Bol bol satır arası yorumlarınızı bekliyorum, iyi okumalar!
***
Close your eyes and you will find / Passage out of the dark.
Gözlerini kapayınca bulacaksın
Karanlıktan çıkışı.***
Benliğimi ele geçiren çaresizlik ile salonu terk ettim. Korumalardan başka bir şey olmayan boş koridorda duruyor ve nereye gideceğimi de bilmemenin verdiği kaybolmuş duygusuyla etrafa bakıyordum. Cam bir fanustaymışız hissi veren camdan duvarları vardı binanın. O camdan duvarları kırmak, boşluğa adım atmak istiyordum.

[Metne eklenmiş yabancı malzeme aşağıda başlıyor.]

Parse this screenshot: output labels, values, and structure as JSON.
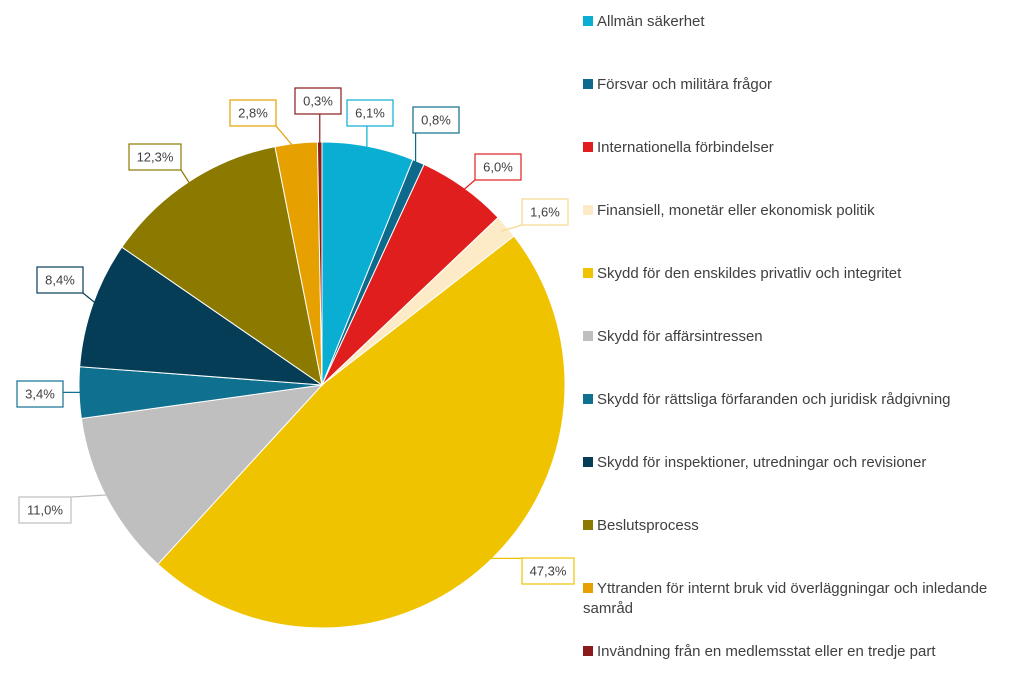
{
  "chart_data": {
    "type": "pie",
    "categories": [
      "Allmän säkerhet",
      "Försvar och militära frågor",
      "Internationella förbindelser",
      "Finansiell, monetär eller ekonomisk politik",
      "Skydd för den enskildes privatliv och integritet",
      "Skydd för affärsintressen",
      "Skydd för rättsliga förfaranden och juridisk rådgivning",
      "Skydd för inspektioner, utredningar och revisioner",
      "Beslutsprocess",
      "Yttranden för internt bruk vid överläggningar och inledande samråd",
      "Invändning från en medlemsstat eller en tredje part"
    ],
    "values": [
      6.1,
      0.8,
      6.0,
      1.6,
      47.3,
      11.0,
      3.4,
      8.4,
      12.3,
      2.8,
      0.3
    ],
    "value_labels": [
      "6,1%",
      "0,8%",
      "6,0%",
      "1,6%",
      "47,3%",
      "11,0%",
      "3,4%",
      "8,4%",
      "12,3%",
      "2,8%",
      "0,3%"
    ],
    "colors": [
      "#0aaed3",
      "#0e6a8c",
      "#e01e1e",
      "#fdebc8",
      "#f0c300",
      "#bfbfbf",
      "#10708f",
      "#053d57",
      "#8c7a00",
      "#e6a000",
      "#8b1a1a"
    ],
    "legend": "right"
  }
}
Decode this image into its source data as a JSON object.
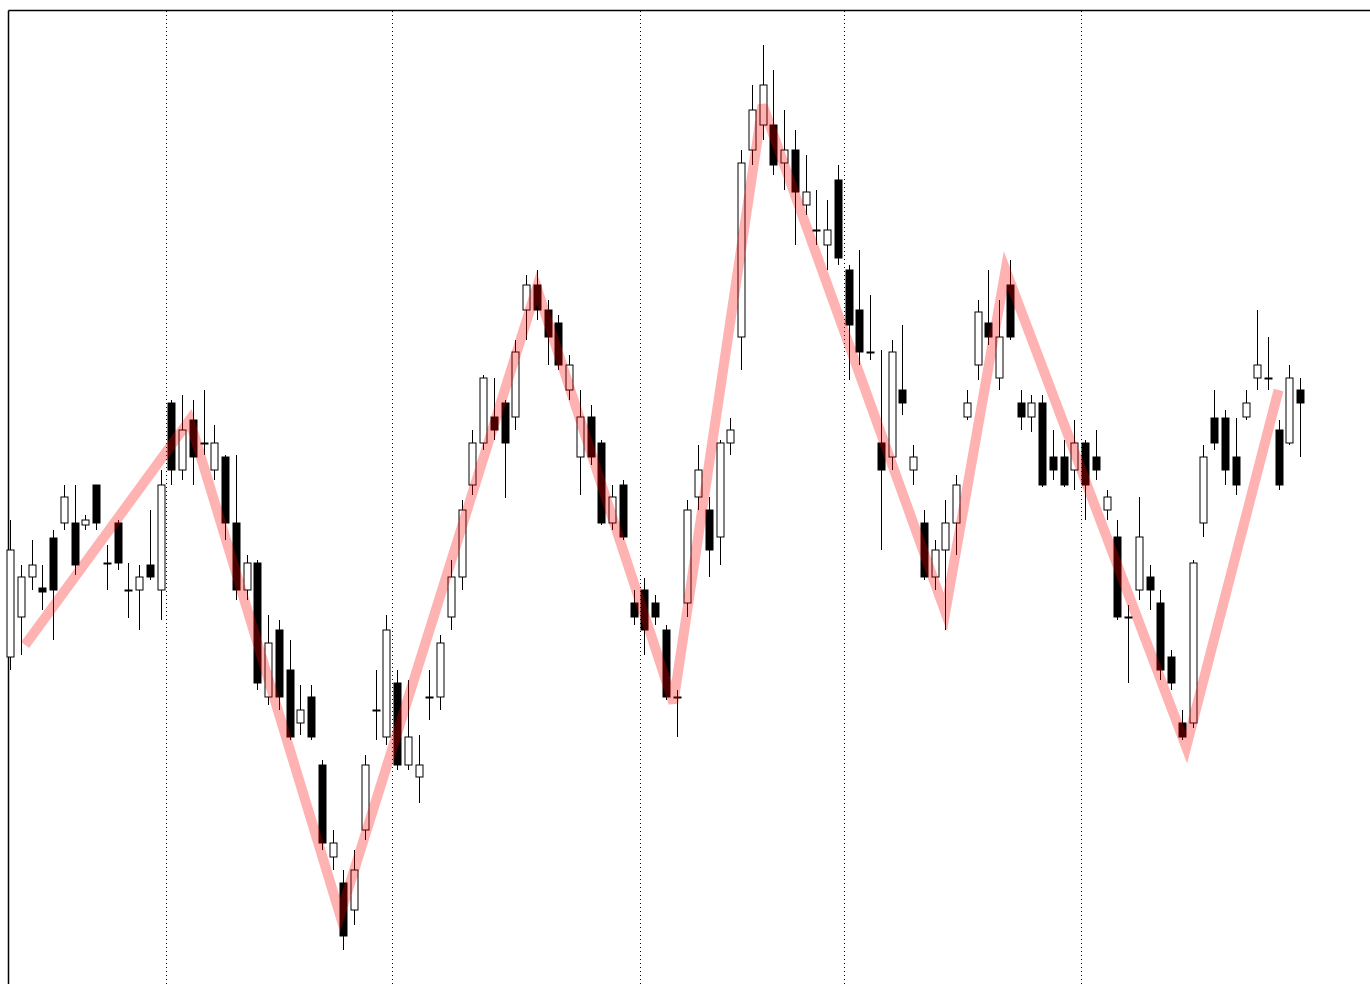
{
  "chart_data": [
    {
      "type": "candlestick",
      "x": [
        0,
        1,
        2,
        3,
        4,
        5,
        6,
        7,
        8,
        9,
        10,
        11,
        12,
        13,
        14,
        15,
        16,
        17,
        18,
        19,
        20,
        21,
        22,
        23,
        24,
        25,
        26,
        27,
        28,
        29,
        30,
        31,
        32,
        33,
        34,
        35,
        36,
        37,
        38,
        39,
        40,
        41,
        42,
        43,
        44,
        45,
        46,
        47,
        48,
        49,
        50,
        51,
        52,
        53,
        54,
        55,
        56,
        57,
        58,
        59,
        60,
        61,
        62,
        63,
        64,
        65,
        66,
        67,
        68,
        69,
        70,
        71,
        72,
        73,
        74,
        75,
        76,
        77,
        78,
        79,
        80,
        81,
        82,
        83,
        84,
        85,
        86,
        87,
        88,
        89,
        90,
        91,
        92,
        93,
        94,
        95,
        96,
        97,
        98,
        99,
        100,
        101,
        102,
        103,
        104,
        105,
        106,
        107,
        108,
        109,
        110,
        111,
        112,
        113,
        114,
        115,
        116,
        117,
        118,
        119,
        120
      ],
      "open": [
        327,
        367,
        407,
        396,
        446,
        461,
        461,
        459,
        499,
        421,
        461,
        394,
        394,
        419,
        394,
        581,
        514,
        564,
        541,
        514,
        527,
        461,
        394,
        421,
        287,
        354,
        314,
        261,
        287,
        219,
        127,
        101,
        74,
        154,
        274,
        247,
        301,
        219,
        207,
        287,
        287,
        367,
        407,
        499,
        541,
        567,
        581,
        567,
        674,
        699,
        674,
        661,
        594,
        527,
        567,
        541,
        461,
        499,
        381,
        394,
        381,
        354,
        287,
        381,
        487,
        474,
        447,
        541,
        647,
        834,
        859,
        859,
        821,
        834,
        779,
        754,
        739,
        804,
        714,
        674,
        632,
        541,
        527,
        594,
        514,
        461,
        407,
        434,
        461,
        567,
        619,
        661,
        606,
        699,
        581,
        567,
        581,
        527,
        527,
        514,
        541,
        527,
        474,
        447,
        367,
        394,
        407,
        381,
        327,
        261,
        261,
        461,
        566,
        566,
        527,
        567,
        606,
        606,
        554,
        541,
        594
      ],
      "high": [
        464,
        419,
        444,
        419,
        454,
        499,
        499,
        469,
        499,
        439,
        464,
        421,
        419,
        474,
        514,
        584,
        589,
        584,
        594,
        559,
        529,
        529,
        429,
        424,
        369,
        364,
        344,
        299,
        299,
        224,
        154,
        114,
        134,
        229,
        314,
        369,
        314,
        304,
        249,
        314,
        349,
        424,
        484,
        554,
        609,
        606,
        584,
        644,
        709,
        714,
        684,
        669,
        629,
        594,
        579,
        544,
        499,
        504,
        394,
        406,
        389,
        359,
        294,
        484,
        539,
        487,
        544,
        566,
        834,
        899,
        939,
        914,
        874,
        854,
        829,
        794,
        784,
        819,
        719,
        734,
        689,
        634,
        644,
        659,
        539,
        474,
        444,
        484,
        509,
        594,
        684,
        714,
        684,
        724,
        594,
        589,
        589,
        554,
        544,
        564,
        544,
        554,
        494,
        464,
        379,
        487,
        419,
        394,
        334,
        274,
        424,
        539,
        594,
        574,
        566,
        594,
        674,
        647,
        564,
        619,
        606
      ],
      "low": [
        314,
        329,
        394,
        374,
        344,
        454,
        409,
        454,
        454,
        394,
        414,
        366,
        354,
        404,
        364,
        499,
        504,
        499,
        529,
        504,
        444,
        384,
        384,
        294,
        279,
        274,
        244,
        249,
        244,
        134,
        114,
        34,
        59,
        144,
        244,
        239,
        214,
        214,
        181,
        264,
        274,
        354,
        394,
        489,
        534,
        544,
        486,
        554,
        644,
        664,
        619,
        614,
        584,
        489,
        519,
        459,
        454,
        444,
        359,
        329,
        359,
        284,
        247,
        367,
        474,
        407,
        419,
        529,
        614,
        819,
        844,
        809,
        794,
        739,
        769,
        739,
        714,
        719,
        604,
        619,
        624,
        434,
        514,
        569,
        499,
        404,
        394,
        354,
        429,
        564,
        604,
        639,
        594,
        644,
        554,
        552,
        497,
        504,
        497,
        494,
        464,
        504,
        464,
        364,
        301,
        384,
        374,
        304,
        294,
        244,
        256,
        447,
        534,
        499,
        489,
        564,
        594,
        594,
        494,
        539,
        527
      ],
      "close": [
        434,
        407,
        419,
        392,
        394,
        487,
        419,
        464,
        461,
        421,
        421,
        394,
        407,
        407,
        499,
        514,
        554,
        527,
        541,
        541,
        461,
        394,
        421,
        301,
        341,
        287,
        247,
        274,
        247,
        141,
        141,
        48,
        114,
        219,
        274,
        354,
        219,
        247,
        219,
        287,
        341,
        407,
        474,
        541,
        606,
        554,
        541,
        632,
        699,
        674,
        647,
        619,
        619,
        567,
        527,
        461,
        487,
        447,
        367,
        354,
        367,
        287,
        287,
        474,
        514,
        434,
        541,
        554,
        821,
        874,
        899,
        819,
        834,
        792,
        792,
        754,
        754,
        726,
        659,
        632,
        632,
        514,
        632,
        581,
        527,
        407,
        434,
        461,
        499,
        581,
        672,
        647,
        647,
        647,
        567,
        581,
        499,
        514,
        499,
        541,
        499,
        514,
        487,
        367,
        367,
        447,
        394,
        314,
        301,
        247,
        421,
        527,
        541,
        514,
        499,
        581,
        619,
        606,
        499,
        606,
        581
      ],
      "up_color": "#ffffff",
      "down_color": "#000000",
      "edge_color": "#000000",
      "xlim": [
        -0.19,
        126.5
      ],
      "ylim": [
        0,
        974
      ],
      "xticks": [
        14.5,
        35.5,
        58.6,
        77.6,
        99.6
      ],
      "grid": true
    },
    {
      "type": "line",
      "x": [
        1.4,
        16.7,
        30.7,
        49.0,
        61.7,
        70.0,
        87.0,
        92.6,
        109.4,
        118.0
      ],
      "values": [
        339,
        564,
        69,
        696,
        281,
        879,
        372,
        714,
        237,
        594
      ],
      "color": "rgba(255,0,0,0.3)"
    }
  ]
}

Korumalardan bir kaçı beni izliyordu. İzlenilmekten artık bıktığım için korumaların olmadığı bir koridor bulmak umuduyla sol tarafa saptım ve koridor boyunca koştum. Bana izin vermelerine şaşırsam da sanırım buradan çıkamayacağımdan emindiler.
Korumaları geride bırakınca camdan duvara yaslandım ve dışarıyı seyretmeye başladım. Çünkü yapabileceğim tek şey buydu, bana izin verilen tek şey. Dışarıda, birbirinden farklı bir çok büyük bina vardı. Beton binalar ve toprağı görünmeyen zeminler ile ruhum daralsa da bu binaların bittiği yerde yeşillik uzanıyordu. Sonsuz yeşillik ve gökyüzü uzayıp giderken evimi düşündüm. Oralarda bir yerde olduğuna emindim ama şimdi, oradan çok uzakta, bu yerde sıkışıp kalmıştım. Fanusta yaşayıp okyanusu özleyen balıklar gibi hissediyordum.
Eve gitmek istiyorum.
Ama tek yapabildiğim, okyanusu hayal eden balıklar gibi evi hayal etmek.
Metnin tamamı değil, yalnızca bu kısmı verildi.